Setelah kucing itu melahirkan, diterima kabar bahwa penjara itu akan diubah menjadi hotel dan tahanan-tahanan itu pun bebas sedangkan sang kucing tetap menghuni tempat itu.
Novel Angin Musim ini merupakan sebuah novel yang sarat dengan kritik sosial dengan latar belakang "situasi panas" awal tahun 1980-an di Indonesia.
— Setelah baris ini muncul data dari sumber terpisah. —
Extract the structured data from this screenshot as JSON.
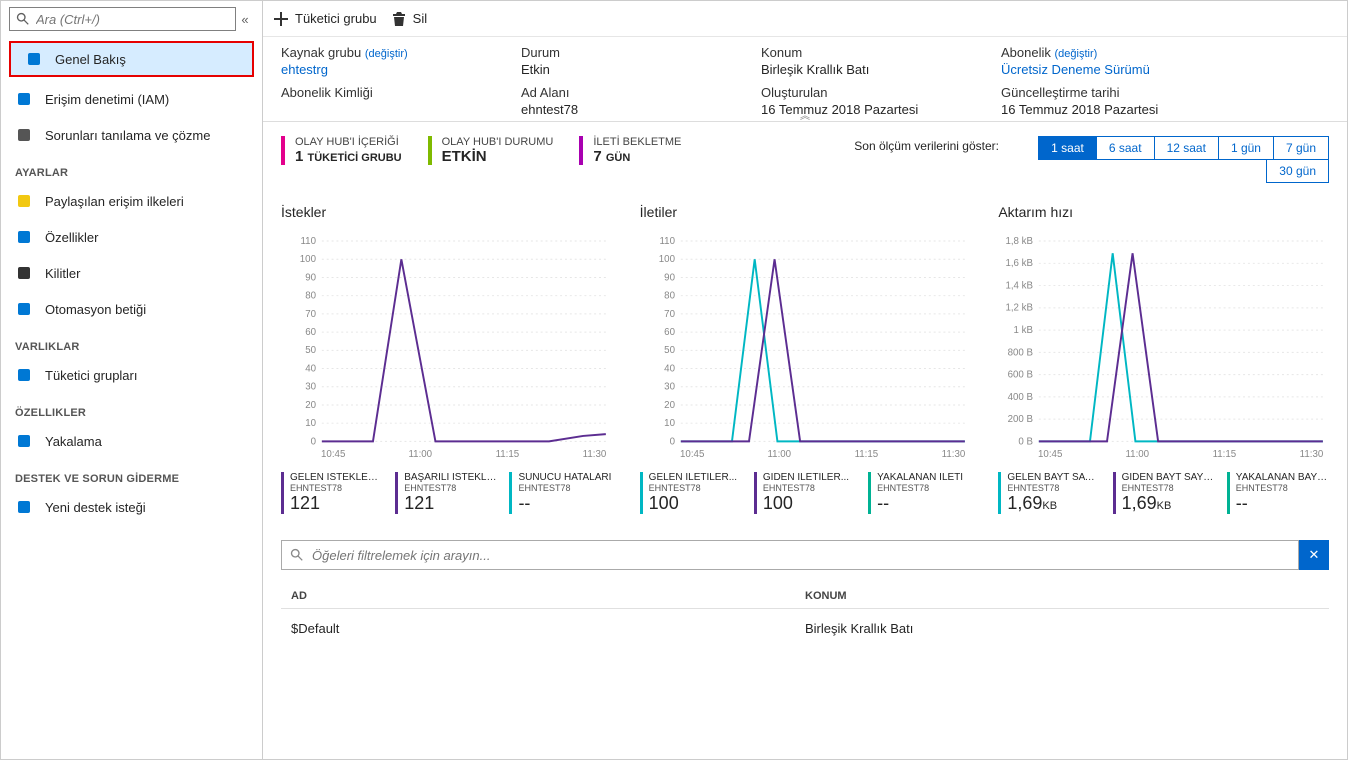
{
  "sidebar": {
    "search_placeholder": "Ara (Ctrl+/)",
    "items": [
      {
        "label": "Genel Bakış",
        "icon": "#0078d4",
        "highlight": true
      },
      {
        "label": "Erişim denetimi (IAM)",
        "icon": "#0078d4"
      },
      {
        "label": "Sorunları tanılama ve çözme",
        "icon": "#555"
      }
    ],
    "sections": [
      {
        "title": "AYARLAR",
        "items": [
          {
            "label": "Paylaşılan erişim ilkeleri",
            "icon": "#f2c811"
          },
          {
            "label": "Özellikler",
            "icon": "#0078d4"
          },
          {
            "label": "Kilitler",
            "icon": "#333"
          },
          {
            "label": "Otomasyon betiği",
            "icon": "#0078d4"
          }
        ]
      },
      {
        "title": "VARLIKLAR",
        "items": [
          {
            "label": "Tüketici grupları",
            "icon": "#0078d4"
          }
        ]
      },
      {
        "title": "ÖZELLIKLER",
        "items": [
          {
            "label": "Yakalama",
            "icon": "#0078d4"
          }
        ]
      },
      {
        "title": "DESTEK VE SORUN GİDERME",
        "items": [
          {
            "label": "Yeni destek isteği",
            "icon": "#0078d4"
          }
        ]
      }
    ]
  },
  "toolbar": {
    "consumer_group": "Tüketici grubu",
    "delete": "Sil"
  },
  "essentials": {
    "resource_group_label": "Kaynak grubu",
    "change": "(değiştir)",
    "resource_group": "ehtestrg",
    "subscription_id_label": "Abonelik Kimliği",
    "status_label": "Durum",
    "status": "Etkin",
    "namespace_label": "Ad Alanı",
    "namespace": "ehntest78",
    "location_label": "Konum",
    "location": "Birleşik Krallık Batı",
    "created_label": "Oluşturulan",
    "created": "16 Temmuz 2018 Pazartesi",
    "subscription_label": "Abonelik",
    "subscription": "Ücretsiz Deneme Sürümü",
    "updated_label": "Güncelleştirme tarihi",
    "updated": "16 Temmuz 2018 Pazartesi"
  },
  "stats": [
    {
      "title": "OLAY HUB'I İÇERİĞİ",
      "value": "1",
      "unit": "TÜKETİCİ GRUBU",
      "color": "#e3008c"
    },
    {
      "title": "OLAY HUB'I DURUMU",
      "value": "ETKİN",
      "unit": "",
      "color": "#7fba00"
    },
    {
      "title": "İLETİ BEKLETME",
      "value": "7",
      "unit": "GÜN",
      "color": "#a800b0"
    }
  ],
  "time_filter": {
    "label": "Son ölçüm verilerini göster:",
    "options": [
      "1 saat",
      "6 saat",
      "12 saat",
      "1 gün",
      "7 gün",
      "30 gün"
    ],
    "active": "1 saat"
  },
  "charts": [
    {
      "title": "İstekler",
      "y_ticks": [
        0,
        10,
        20,
        30,
        40,
        50,
        60,
        70,
        80,
        90,
        100,
        110
      ],
      "ylim": [
        0,
        110
      ],
      "x_ticks": [
        "10:45",
        "11:00",
        "11:15",
        "11:30"
      ],
      "series": [
        {
          "name": "GELEN İSTEKLER...",
          "sub": "EHNTEST78",
          "value": "121",
          "unit": "",
          "color": "#5c2d91",
          "points": [
            [
              0,
              0
            ],
            [
              0.18,
              0
            ],
            [
              0.28,
              100
            ],
            [
              0.4,
              0
            ],
            [
              0.5,
              0
            ],
            [
              0.6,
              0
            ],
            [
              0.7,
              0
            ],
            [
              0.8,
              0
            ],
            [
              0.92,
              3
            ],
            [
              1,
              4
            ]
          ]
        },
        {
          "name": "BAŞARILI İSTEKLER",
          "sub": "EHNTEST78",
          "value": "121",
          "unit": "",
          "color": "#5c2d91",
          "points": []
        },
        {
          "name": "SUNUCU HATALARI",
          "sub": "EHNTEST78",
          "value": "--",
          "unit": "",
          "color": "#00b7c3",
          "points": []
        }
      ]
    },
    {
      "title": "İletiler",
      "y_ticks": [
        0,
        10,
        20,
        30,
        40,
        50,
        60,
        70,
        80,
        90,
        100,
        110
      ],
      "ylim": [
        0,
        110
      ],
      "x_ticks": [
        "10:45",
        "11:00",
        "11:15",
        "11:30"
      ],
      "series": [
        {
          "name": "GELEN İLETİLER...",
          "sub": "EHNTEST78",
          "value": "100",
          "unit": "",
          "color": "#00b7c3",
          "points": [
            [
              0,
              0
            ],
            [
              0.18,
              0
            ],
            [
              0.26,
              100
            ],
            [
              0.34,
              0
            ],
            [
              1,
              0
            ]
          ]
        },
        {
          "name": "GİDEN İLETİLER...",
          "sub": "EHNTEST78",
          "value": "100",
          "unit": "",
          "color": "#5c2d91",
          "points": [
            [
              0,
              0
            ],
            [
              0.24,
              0
            ],
            [
              0.33,
              100
            ],
            [
              0.42,
              0
            ],
            [
              1,
              0
            ]
          ]
        },
        {
          "name": "YAKALANAN İLETİ",
          "sub": "EHNTEST78",
          "value": "--",
          "unit": "",
          "color": "#00b294",
          "points": []
        }
      ]
    },
    {
      "title": "Aktarım hızı",
      "y_ticks": [
        "0 B",
        "200 B",
        "400 B",
        "600 B",
        "800 B",
        "1 kB",
        "1,2 kB",
        "1,4 kB",
        "1,6 kB",
        "1,8 kB"
      ],
      "ylim": [
        0,
        1800
      ],
      "x_ticks": [
        "10:45",
        "11:00",
        "11:15",
        "11:30"
      ],
      "series": [
        {
          "name": "GELEN BAYT SAYISI (...",
          "sub": "EHNTEST78",
          "value": "1,69",
          "unit": "KB",
          "color": "#00b7c3",
          "points": [
            [
              0,
              0
            ],
            [
              0.18,
              0
            ],
            [
              0.26,
              1690
            ],
            [
              0.34,
              0
            ],
            [
              1,
              0
            ]
          ]
        },
        {
          "name": "GİDEN BAYT SAYISI (...",
          "sub": "EHNTEST78",
          "value": "1,69",
          "unit": "KB",
          "color": "#5c2d91",
          "points": [
            [
              0,
              0
            ],
            [
              0.24,
              0
            ],
            [
              0.33,
              1690
            ],
            [
              0.42,
              0
            ],
            [
              1,
              0
            ]
          ]
        },
        {
          "name": "YAKALANAN BAYTLAR",
          "sub": "EHNTEST78",
          "value": "--",
          "unit": "",
          "color": "#00b294",
          "points": []
        }
      ]
    }
  ],
  "filter": {
    "placeholder": "Öğeleri filtrelemek için arayın..."
  },
  "table": {
    "headers": [
      "AD",
      "KONUM"
    ],
    "rows": [
      [
        "$Default",
        "Birleşik Krallık Batı"
      ]
    ]
  },
  "colors": {
    "grid": "#e6e6e6",
    "axis_text": "#888",
    "link": "#0066cc"
  }
}
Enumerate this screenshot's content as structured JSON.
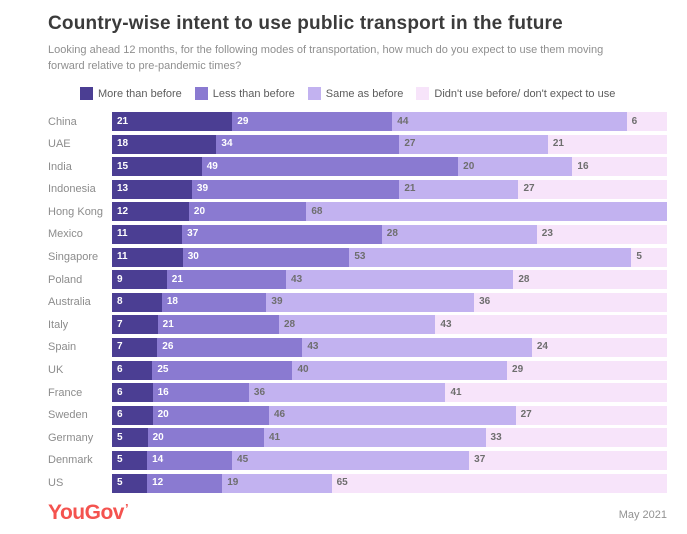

Hal itu disampaikan oleh Putu Setia dalam resensinya yang berjudul "Angin Musim" yang dimuat dalam majalah Tempo, 42/XV, 14 Desember 1985. Selain itu, Putu juga menyebutkan bahwa pada mulanya keasyikan membaca novel itu bukan disebabkan oleh protes sosial yang ada di dalamnya, melainkan disebabkan oleh kekocakannya.
Tulisan lain yang menyoroti Angin Musim ialah tulisan Budiawan yang dimuat di dalam majalah Mutiara 378, Rabu 30 Juli—12 Agustus 1986. Budiawan menyatakan bahwa gaya bahasa yang kocak, segar, dan ringan, tetapi mengena yang menjadikan pembaca tidak bosan walaupun alur ceritanya sederhana saja. Ditambahkannya bahwa novel itu memang mengajak pembaca untuk tersenyum dan bukan untuk protes ramai-ramai.
Novel itu juga ditanggapi oleh Jakob Sumardjo dalam tulisannya yang berjudul "Angin, Kucing, dan Manusia" dan dimuat di Pikiran Rakyat, Selasa 7 Februari 1986. Dalam tulisannya, Jakob membandingkan Angin Musim dengan Animal Farm karya Goerge Orwell. Menurut Jakob, Animal Farm secara konsisten menceritakan kehidupan binatang yang menyindir kehidupan manusia sementara Angin Musim tidak secara konsisten memakai teknik bercerita semacam itu. Dalam Angin Musim ini terlihat sikap mendua dari pengarangnya, yaitu memakai gaya satire, yang berarti seluruh cerita berkisar tentang dunia kucing dan dunia manusia jika dilihat dari sudut pandang kucing atau cerita sama sekali menggambarkan peristiwa secara realistis menurut pandangan seekor kucing. Jakob juga mengatakan bahwa dari segi ide, novel itu dapat menjadi novel yang bagus. Ide itu ialah bagaimana melukiskan dunia politik Indonesia sekitar tahun 1970-an, jika dilihat dari kacamata seekor kucing.
Budiarto Danujaya menilai novel itu sebagai sebuah ensiklopeia mengenai berbagai segi kehidupan di Indonesia. Hal ini disampaikan oleh Budiarto dalam tulisannya yang berjudul "Ensiklopeia Seekor Kucing: Melihat Indonesia Lewat Penjara" yang dimuat di Kompas, Minggu, 12 Januari 1986. Dalam tulisannya itu, Budiarto mengatakan bahwa novel tersebut memang menumpahkan banyak sorotan mengenai Indonesia. Hal serupa juga muncul dalam Serat Centini yang menampilkan ensiklopeia adat istiadat Jawa. Danujaya mencoba membandingkan Angin Musim dengan Serat Centini sebagai sebuah karya sastra yang sebenarnya hanyalah sebuah bentuk lain dari sebuah ensiklopedia.